The film is centered around narration of excerpts from Vincenzo Rabito's memoir, Terra Matta. Rabito begins with his background in Sicily. He was born in 1899, and at a young age, he was pulled out of school to earn a wage for his family after the death of his father. As a teenager, he was drafted to fight in World War I. In some excerpts, he relates some of the atrocities he committed during the war, including assisting a friend in sexually torturing a young Italian woman. Following the war, Rabito worked in German mines until the beginning of World War II.

At the insistence of his mother, Rabito took a wife, with whom he had three children. The children are shown as fully grown men in present-day Italy, visiting their father's childhood home and relating their own memories of some events Rabito wrote about.

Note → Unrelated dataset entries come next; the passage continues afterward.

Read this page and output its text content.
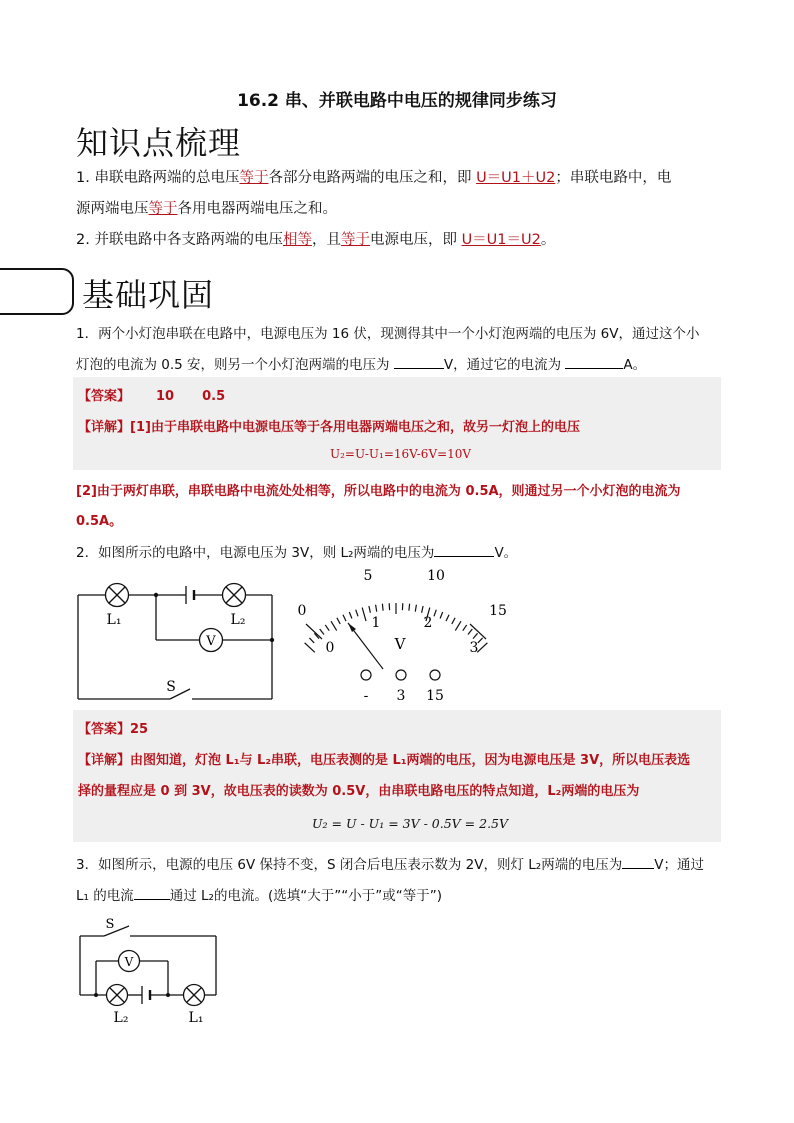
16.2 串、并联电路中电压的规律同步练习
知识点梳理
1. 串联电路两端的总电压等于各部分电路两端的电压之和，即 U＝U1＋U2；串联电路中，电
源两端电压等于各用电器两端电压之和。
2. 并联电路中各支路两端的电压相等，且等于电源电压，即 U＝U1＝U2。
基础巩固
1．两个小灯泡串联在电路中，电源电压为 16 伏，现测得其中一个小灯泡两端的电压为 6V，通过这个小
灯泡的电流为 0.5 安，则另一个小灯泡两端的电压为	V，通过它的电流为	A。
【答案】 10 0.5
【详解】[1]由于串联电路中电源电压等于各用电器两端电压之和，故另一灯泡上的电压
U₂=U-U₁=16V-6V=10V
[2]由于两灯串联，串联电路中电流处处相等，所以电路中的电流为 0.5A，则通过另一个小灯泡的电流为
0.5A。
2．如图所示的电路中，电源电压为 3V，则 L₂两端的电压为	V。
V
L₁	L₂
S
0
5	10
15
0
1	2
3
V
- 3 15
【答案】25
【详解】由图知道，灯泡 L₁与 L₂串联，电压表测的是 L₁两端的电压，因为电源电压是 3V，所以电压表选
择的量程应是 0 到 3V，故电压表的读数为 0.5V，由串联电路电压的特点知道，L₂两端的电压为
U₂ = U - U₁ = 3V - 0.5V = 2.5V
3．如图所示，电源的电压 6V 保持不变，S 闭合后电压表示数为 2V，则灯 L₂两端的电压为 V；通过
L₁ 的电流	通过 L₂的电流。(选填“大于”“小于”或“等于”)
S
V
L₂	L₁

Despite remaining distanced from his wife, Rabito took great pride in his children, particularly because they were all fully educated and literate. Rabito did not learn to write until he was an adult; the spelling in his memoir is largely based on phonetic transliterations of Sicilian language.

Although Rabito is telling his own story, he is scarcely shown in the film. Instead, his narration generally underscores footage of war, images of Sicilian villages and countrysides, and images of his journals.

== Production ==
Terramatta is narrated by Roberto Nobile, reading selections from the memoirs of Vincenzo Rabito. Rabito's three sons, Turi, Tano, and Giovanni also appear in the film.

Images in the film are taken from the Cinecittà Luce and other private archives, along with more recent footage of Chiaramonte Gulfi (provided by Rabito's three sons) and surrounding Sicilian countryside. Original pages from Rabito's diary, preserved in the National Diary Archive (Archivio Diaristico Nazionale) of Pieve Santo Stefano appear in the film.

==Release==
The film premiered at the Venice Film Festival on 6 September 2012.